Qué policía tenemos y cuál en realidad necesitamos: un debate imprescindible

Ciertos eventos suelen propiciar la conveniencia de iniciar un debate público en relación a qué policía tenemos y cuál en realidad necesitamos. Esos sucesos, a veces dramáticos, resultan una oportunidad para colaborar con el diseño de formas institucionales menos conflictivas y de mayor adecuación republicana.

Los cambios económicos, sociales, culturales y políticos experimentados por las sociedades de la región durante las últimas décadas han reconfigurado sus prácticas e instituciones. También han producido transformaciones en los comportamientos delictivos y en las demandas en materia de seguridad pública.

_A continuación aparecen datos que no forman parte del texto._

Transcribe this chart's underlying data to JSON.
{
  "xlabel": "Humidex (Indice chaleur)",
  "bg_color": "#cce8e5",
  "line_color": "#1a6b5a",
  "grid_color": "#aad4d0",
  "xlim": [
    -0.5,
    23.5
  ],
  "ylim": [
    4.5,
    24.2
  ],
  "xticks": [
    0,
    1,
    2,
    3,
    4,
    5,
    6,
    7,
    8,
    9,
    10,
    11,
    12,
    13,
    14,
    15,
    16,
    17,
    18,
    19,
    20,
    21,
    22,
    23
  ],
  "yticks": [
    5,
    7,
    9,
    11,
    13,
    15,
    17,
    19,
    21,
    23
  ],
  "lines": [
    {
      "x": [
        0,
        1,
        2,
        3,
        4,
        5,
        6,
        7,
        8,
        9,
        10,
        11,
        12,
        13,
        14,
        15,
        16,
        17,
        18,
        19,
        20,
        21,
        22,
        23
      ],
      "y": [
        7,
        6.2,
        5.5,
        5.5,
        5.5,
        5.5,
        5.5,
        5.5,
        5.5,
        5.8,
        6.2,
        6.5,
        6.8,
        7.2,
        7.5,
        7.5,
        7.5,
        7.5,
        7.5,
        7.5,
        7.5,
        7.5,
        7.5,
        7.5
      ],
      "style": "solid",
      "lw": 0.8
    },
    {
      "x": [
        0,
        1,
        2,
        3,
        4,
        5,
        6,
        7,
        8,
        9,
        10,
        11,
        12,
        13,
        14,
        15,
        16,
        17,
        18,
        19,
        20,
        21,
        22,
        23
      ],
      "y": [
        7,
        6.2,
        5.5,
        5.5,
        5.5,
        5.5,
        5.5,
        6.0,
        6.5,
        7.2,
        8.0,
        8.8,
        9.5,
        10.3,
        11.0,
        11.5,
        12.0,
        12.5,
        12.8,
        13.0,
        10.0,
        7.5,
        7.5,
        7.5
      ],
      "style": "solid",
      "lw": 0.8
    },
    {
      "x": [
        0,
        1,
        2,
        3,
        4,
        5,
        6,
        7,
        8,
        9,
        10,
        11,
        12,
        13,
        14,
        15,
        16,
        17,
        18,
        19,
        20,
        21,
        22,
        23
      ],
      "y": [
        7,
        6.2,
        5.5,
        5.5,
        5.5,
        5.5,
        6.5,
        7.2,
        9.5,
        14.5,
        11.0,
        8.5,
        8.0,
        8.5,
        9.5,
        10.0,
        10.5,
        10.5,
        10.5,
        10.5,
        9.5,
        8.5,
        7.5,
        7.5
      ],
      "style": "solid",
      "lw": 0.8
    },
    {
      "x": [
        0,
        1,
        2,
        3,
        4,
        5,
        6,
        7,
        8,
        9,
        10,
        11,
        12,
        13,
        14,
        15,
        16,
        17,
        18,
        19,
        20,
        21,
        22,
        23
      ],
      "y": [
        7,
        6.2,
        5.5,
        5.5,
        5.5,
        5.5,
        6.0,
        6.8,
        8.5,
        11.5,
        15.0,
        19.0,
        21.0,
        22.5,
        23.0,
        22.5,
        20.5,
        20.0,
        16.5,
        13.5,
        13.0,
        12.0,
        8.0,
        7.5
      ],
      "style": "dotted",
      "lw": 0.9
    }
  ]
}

En este contexto los Estados han venido enfrentando tanto las exigencias de la coyuntura como la necesidad de reconstruir sus instituciones en pos de un imprescindible diseño democrático. Claro que no siempre han logrado concretar tal cosa.

La Policía consiste en un agencia de control social formal en el marco de la realidad estatal. Detenta el monopolio del uso de la fuerza legítima, conjuntamente con el brazo judicial-penal del Estado y el aparato penitenciario. Esa tríada integra el llamado “sistema penal”.

La función primordial de la agencia policial radica en velar por el cumplimiento de la ley. Sin embargo, las sociedades actuales tienden a otorgarle un rol más integral, pues demandan una que a más de profesional del orden resulte un efectivo pacificador de conflictos, una figura de mediación y un instrumento de integración social.

De acuerdo a ello, su concepción ha ido transitando desde un esquema político de represión al servicio del Estado hacia uno dedicado a mejorar las condiciones de vida para el desarrollo de las personas. Ese tránsito exige una serie de acciones que favorecen un modelo de policía comunitaria o de proximidad capaz de superar una actuación coercitiva y reactiva por otra que, sin descuidar lo anterior, ponga el acento en la acción preventiva, proactiva y de colaboración con otros actores sociales.

De hecho, el modelo de policía comunitaria o de proximidad surge en respuesta a esta necesidad de reorientar los recursos disponibles para, además de perseguir los delitos, atacar los factores de riesgo que pueden llevar a que éstos se cometan.

Las acciones de policía se circunscriben así al paradigma democrático de la seguridad ciudadana. Desde dicha perspectiva, la seguridad es una construcción entre ciudadanos y gobierno, en contraposición al paradigma de la seguridad pública, que la comprende fundamentalmente como una atribución del gobierno.

A diferencia del modelo tradicional de la seguridad pública, el objeto de la acción de la seguridad ciudadana no es el orden público sino el ciudadano mismo. Este paradigma se preocupa por la calidad de vida de la ciudadanía, pues la seguridad es entendida como un derecho humano.

Más que la ausencia del delito, la seguridad se erige en el bienestar de los ciudadanos y como medio de asegurar el libre ejercicio de sus derechos. Y en tanto derecho humano, los gobiernos se ven obligados a articular vías de participación ciudadana que contemplen el diseño y la ejecución de las políticas en materia de seguridad pública.

En ocasiones, sin embargo, es inimaginable un escenario como el antes descripto. Sobre todo, en contextos en los que las agencias policiales gozan de un amplio margen de autonomía y autogobierno, en ausencia de adecuados medios de control.

Si no media un acertado proceso de formación técnico-científica por parte de sus miembros, es utópico considerar que una agencia policial resulte de utilidad para dar respuesta a las diversas formas delictivas. Mucho menos para que prosperen investigaciones serias en torno a crímenes cometidos desde estructuras de poder, por funcionarios públicos o colaboradores subalternos.

Es quizá hora de introducir en la agenda pública la necesidad de un debate profundo sobre la cuestión policial en la sociedad democrática. Debate que no se ahorre la participación de actores, perspectivas e iniciativas diversas.